Hi, everyone!
I hope you’re having a good weekend, and that the past week was good for you and your team.
I’m working (with some help) on tidying up and improving the material from the hiring and performance management series from the newsletter at the start of the year; I’d like to turn those into expanded and more coherent writeups that can help other research computing team leaders (or those interested in becoming one). Other topics that came up when last I asked for suggestions were:
Strategy
Product management
Peer mentorship
Levelling & promotion in research computing
Let me know if there are others you’d like to see, or questions or input you have - just hit reply, or email me at jonathan@managerphd.com.
And now, the roundup:
Managing Individuals
Why “start bringing solutions, not just problems” doesn’t work - Lara Hogan, Wherewithall
We’ve talked often about why it’s best for you and your team members for you to avoid trying to solve problems directly for them, and instead help coach them to find a solution yourself. But how do you do that well, in a way that makes them comfortable coming to you raising issues?
Hogan has some suggestions for questions to ask:
What could we try?
If you could wave a magic wand, what one thing would you change?

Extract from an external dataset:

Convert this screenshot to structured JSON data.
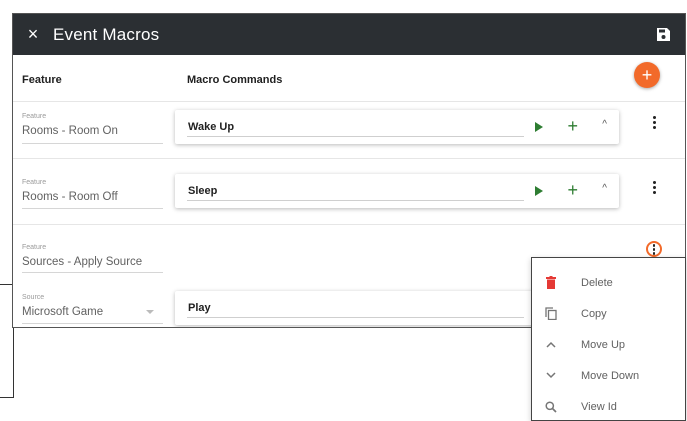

What, deep-down, do you truly want?
What do you need?
What’s in the way?
What’s holding you back?
and suggests giving feedback on approaches if that doesn’t work. She also cautions against trying to help the team member come to a solution if they’re just venting about something; venting is natural, we all do it sometimes, it’s even good in a way if they’re comfortable venting with you, so you want to allow it but without necessarily letting it spiral out of control or happen regularly.
Hogan also includes some approaches for if your manager tells you something similar, including looking for other people to raise the issue with.
Managing Teams
Good Meetings - Sara Drasner
The purpose of the meeting is clear
There’s an agenda (we’ll dive in to the complexity of this in a moment)
There are the right people in the room. Not too many where communication is overly complicated, not too few where the people you need to move forward aren’t there.
There’s some order. People aren’t dropping in and out, talking over each other, or being generally inconsiderate
There’s a clear decision, outcome, and next steps at the end
Some points Drasner makes that I think are particularly useful in our context include the fact that purpose isn’t the agenda, the agenda is a tool that serves the purpose; that different kinds of meetings need to be run different ways; that too many people in the meeting is a common failure mode; and that respectful conflicts are good, and that people not saying things that need to be said are bad.
She also suggests meetings can be started and finished with sentences that sum up:
The shared purpose
What you’re doing about getting to that outcome
Who is owning what
How
When, what are the timelines
Three Core Ideas to Make Remote Work, Work - Cate Huston
Huston has been working remote for over five years, and for those of us getting ready to continue working remote for real and without a pandemic driving it, suggests three key approaches:
Embrace async.
Enable autonomy.
Build connection.
Crucially, these are all team-enhancers for in person teams, too:
Even for team members all going to the same office, meetings can be hard to schedule, unnecessary meetings are bad, and having written documents outlining how decisions came to be are good and helpful
Autonomous teams where individuals have significant control can respond faster and more robustly, especially where there’s documentation to support that
Office culture helps build connection but even there being intentional about how its done makes the connections stronger
Random
In praise of the underappreciated architecture which greatly influenced both DOS/Windows and UNIX systems - the Vax.